Afreyt looked up. “You have sharp eyes,” she remarked. “Know child, it is the right—nay, duty!—of any grown-up (especially a woman) to read any document entrusted to them, so they may give testimony to its contents should it be stolen or taken forcibly from them before they are able to return or deliver it.” She folded and thrust it down her bosom. Gale eyed her dubiously, Fingers without expression. Afreyt arose. “And now on with your cloaks and winter gear,” she directed. “There’s work for us at the diggings, I’ve no doubt.”
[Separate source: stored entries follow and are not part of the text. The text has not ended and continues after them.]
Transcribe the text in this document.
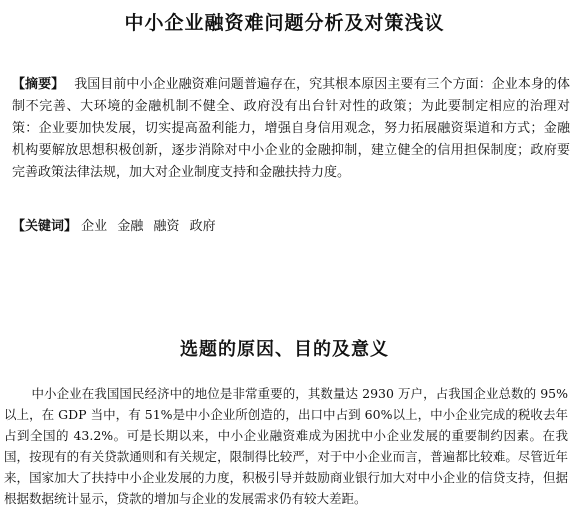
中小企业融资难问题分析及对策浅议
【摘要】 我国目前中小企业融资难问题普遍存在，究其根本原因主要有三个方面：企业本身的体制不完善、大环境的金融机制不健全、政府没有出台针对性的政策；为此要制定相应的治理对策：企业要加快发展，切实提高盈利能力，增强自身信用观念，努力拓展融资渠道和方式；金融机构要解放思想积极创新，逐步消除对中小企业的金融抑制，建立健全的信用担保制度；政府要完善政策法律法规，加大对企业制度支持和金融扶持力度。
【关键词】 企业 金融 融资 政府
选题的原因、目的及意义
中小企业在我国国民经济中的地位是非常重要的，其数量达 2930 万户，占我国企业总数的 95%以上，在 GDP 当中，有 51%是中小企业所创造的，出口中占到 60%以上，中小企业完成的税收去年占到全国的 43.2%。可是长期以来，中小企业融资难成为困扰中小企业发展的重要制约因素。在我国，按现有的有关贷款通则和有关规定，限制得比较严，对于中小企业而言，普遍都比较难。尽管近年来，国家加大了扶持中小企业发展的力度，积极引导并鼓励商业银行加大对中小企业的信贷支持，但据根据数据统计显示，贷款的增加与企业的发展需求仍有较大差距。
A flurry of wind stung their faces with ice needles as they entered the night pale with the chill glow of the barely gibbous moon and a faint deep melancholy note resounded from the wind chimes the other side of Salthaven. Afreyt set a fast pace for the barracks. No others were abroad. At irregular intervals the wind chimes repeated their profound reverberation, like a god muttering in his sleep.

At the barracks were lights and labor and a loaded dogcart ready to leave. Afreyt commandeered it for herself and the girls, pulling rank on Mannimark, which drew from Gale a look of further disillusion with “grown-ups” as she clambered reluctantly aboard. Fingers took it more naturally, copying the older woman’s queenly mien and manner.

“Any message for the diggings?” that one asked the mustached man as she took the long whip from its socket. “I’ll make your excuses, Sergeant. I’m sure the other cart will be back for you soon.”

“No mind, Lady,” he answered. “We’ll walk.”

“Very well, Sergeant.” And with a whip crack and jingle of bells the cart was off, making a sharp turn that headed them into the cutting wind and away from the risen low-moon. The girls ducked their faces into their hoods but Afreyt lifted hers high. The occasional boom of the chimes grew less faint as they approached the Moon Temple, and then there was added to it a still deeper clanking as a heavier beam was struck and boomed its note.

“The north blast quickens,” she commented. “It will be bitter crossing the Meadow.”

Soon the fire facing the shelter tent became their beacon and promise of warmth. Afreyt signaled their approach with a flurry of whip cracks.

“Where’s Lady Cif?” she asked the knot of soup drinkers.

“At the face, Lady,” Skullick replied.

“Unload,” she directed, and springing down, followed by the girls, made for the pit, whence rose a short pale column of white light.